U.S. Beneficial Ownership Information reporting rules now apply only to foreign entities
The continuing saga over on-again, off-again Beneficial Ownership Information (BOI) reporting rules in the U.S. seems to be settled, at least in the near term. The U.S. Financial Crimes Enforcement Network (FinCEN) has issued an interim final ruling removing the “… requirement for U.S. companies and U.S. persons to report beneficial ownership information (BOI) to FinCEN under the Corporate Transparency Act.”
The reporting requirement has been enforced, reversed and reinstated yet again over the past several months as the matter has made its way through various levels of the U.S. legal system.

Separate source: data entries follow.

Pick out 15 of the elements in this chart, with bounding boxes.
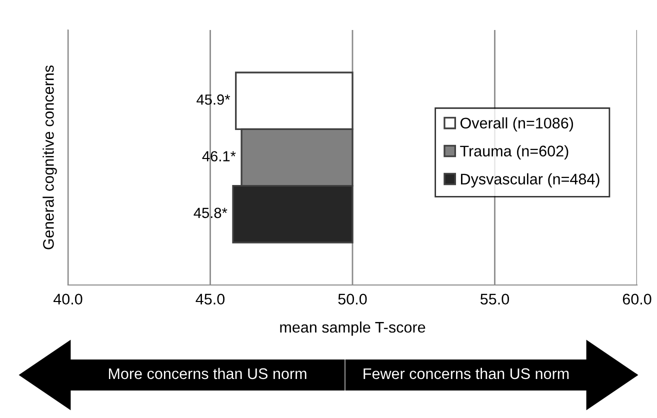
legend-label: Dysvascular (n=484) [461, 173, 600, 188]
x-tick-label: 60.0 [622, 294, 652, 305]
legend-label: Trauma (n=602) [460, 145, 568, 160]
text: Fewer concerns than US norm [364, 368, 569, 380]
data-label: 45.8* [194, 208, 228, 218]
x-axis-title: mean sample T-score [280, 321, 426, 336]
data-label: 45.9* [196, 94, 230, 105]
x-tick-label: 40.0 [53, 294, 82, 305]
y-axis-title: General cognitive concerns [42, 65, 57, 250]
x-tick-label: 50.0 [338, 294, 367, 305]
text: More concerns than US norm [108, 368, 306, 380]
data-label: 46.1* [202, 151, 236, 162]
legend-label: Overall (n=1086) [460, 117, 574, 132]
x-tick-label: 55.0 [480, 294, 510, 305]
x-tick-label: 45.0 [196, 294, 225, 305]
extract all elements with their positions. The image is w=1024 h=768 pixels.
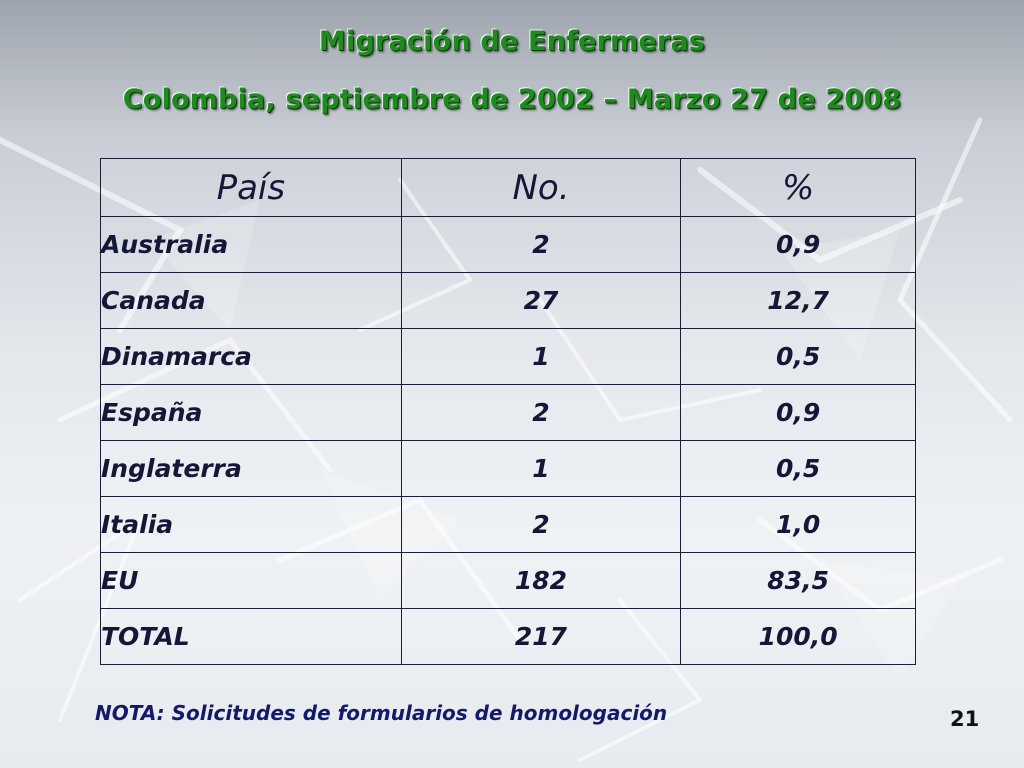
percent-cell: 0,5 — [680, 440, 916, 497]
table-row: Inglaterra 1 0,5 — [100, 440, 916, 497]
country-cell: España — [100, 384, 402, 441]
table-row: Italia 2 1,0 — [100, 496, 916, 553]
percent-cell: 0,5 — [680, 328, 916, 385]
percent-cell: 83,5 — [680, 552, 916, 609]
slide-subtitle: Colombia, septiembre de 2002 – Marzo 27 … — [122, 84, 902, 115]
percent-cell: 0,9 — [680, 216, 916, 273]
percent-cell: 100,0 — [680, 608, 916, 665]
percent-cell: 1,0 — [680, 496, 916, 553]
slide-title: Migración de Enfermeras — [318, 26, 706, 57]
count-cell: 2 — [400, 384, 682, 441]
migration-table: País No. % Australia 2 0,9 Canada 27 12,… — [100, 158, 916, 665]
count-cell: 1 — [400, 328, 682, 385]
column-header-country: País — [100, 158, 402, 217]
country-cell: EU — [100, 552, 402, 609]
table-row: España 2 0,9 — [100, 384, 916, 441]
table-row: EU 182 83,5 — [100, 552, 916, 609]
country-cell: TOTAL — [100, 608, 402, 665]
count-cell: 2 — [400, 496, 682, 553]
country-cell: Italia — [100, 496, 402, 553]
table-header-row: País No. % — [100, 158, 916, 217]
table-row: Canada 27 12,7 — [100, 272, 916, 329]
count-cell: 2 — [400, 216, 682, 273]
table-row: Australia 2 0,9 — [100, 216, 916, 273]
country-cell: Canada — [100, 272, 402, 329]
column-header-percent: % — [680, 158, 916, 217]
footnote: NOTA: Solicitudes de formularios de homo… — [95, 701, 668, 725]
percent-cell: 0,9 — [680, 384, 916, 441]
country-cell: Inglaterra — [100, 440, 402, 497]
percent-cell: 12,7 — [680, 272, 916, 329]
page-number: 21 — [950, 707, 980, 731]
column-header-count: No. — [400, 158, 682, 217]
count-cell: 27 — [400, 272, 682, 329]
table-row: Dinamarca 1 0,5 — [100, 328, 916, 385]
table-total-row: TOTAL 217 100,0 — [100, 608, 916, 665]
country-cell: Dinamarca — [100, 328, 402, 385]
count-cell: 217 — [400, 608, 682, 665]
count-cell: 1 — [400, 440, 682, 497]
count-cell: 182 — [400, 552, 682, 609]
country-cell: Australia — [100, 216, 402, 273]
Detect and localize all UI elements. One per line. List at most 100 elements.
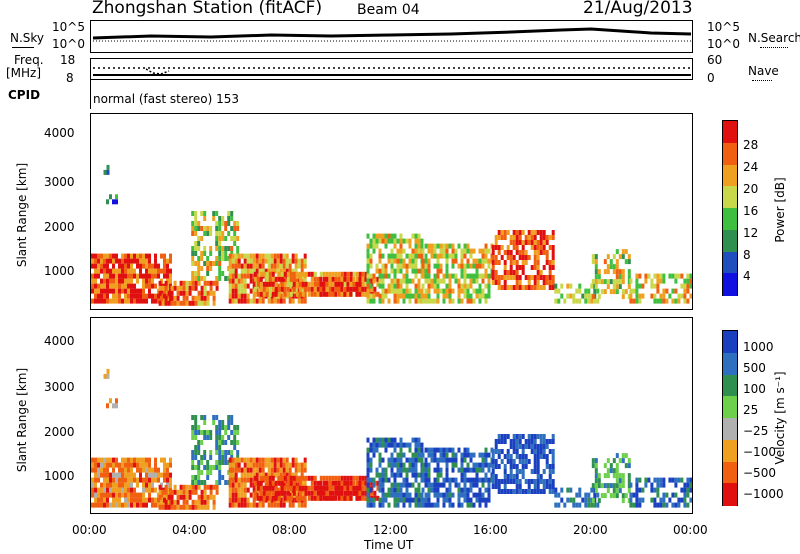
velocity-cell	[182, 499, 186, 505]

What Canadian companies with U.S. operations need to know
The interim decision did amend the definition of a ‘reporting company’ to include only entities “… formed under the law of a foreign country and that have registered to do business in any U.S. State or Tribal jurisdiction by the filing of a document with a secretary of state or similar office (formerly known as “foreign reporting companies”).” This means that BOI reporting requirements now apply only to foreign companies, specifically those that do not qualify for an exemption. This will include many Canadian businesses with operations in the U.S. The compliance deadlines for foreign entities that fall under the new definition of ‘reporting companies’ are now set as:
- No later than 30 days from the March 21st, 2025, publication of FinCEN’s interim final ruling (for companies registered to do business in the U.S. before the date of publication of the interim final ruling)
- 30 calendar days (after receiving notice that their registration is effective) for reporting companies registered to do business in the United States on or after the date of publication of the interim final ruling
This means that most foreign entities will now have until April 21st, 2025, to comply. Note that foreign entities will not be required to report U.S. persons who may be beneficial owners of their organization, as the BOI rules no longer apply to U.S. citizens. Canadian organizations doing business South of the Border—notably, those where the primary shareholder is a discretionary trust—should take the BOI reporting obligation seriously. Failure to comply could result in civil penalties of as much as $591 per day, or criminal penalties that could include imprisonment of up to two years and/or a fine of $10,000.
Beneficial ownership reporting can be complex when controlling parties of a trust or beneficiaries must be identified. Always work with a chartered professional accountant with experience in cross-border tax reporting to ensure full compliance.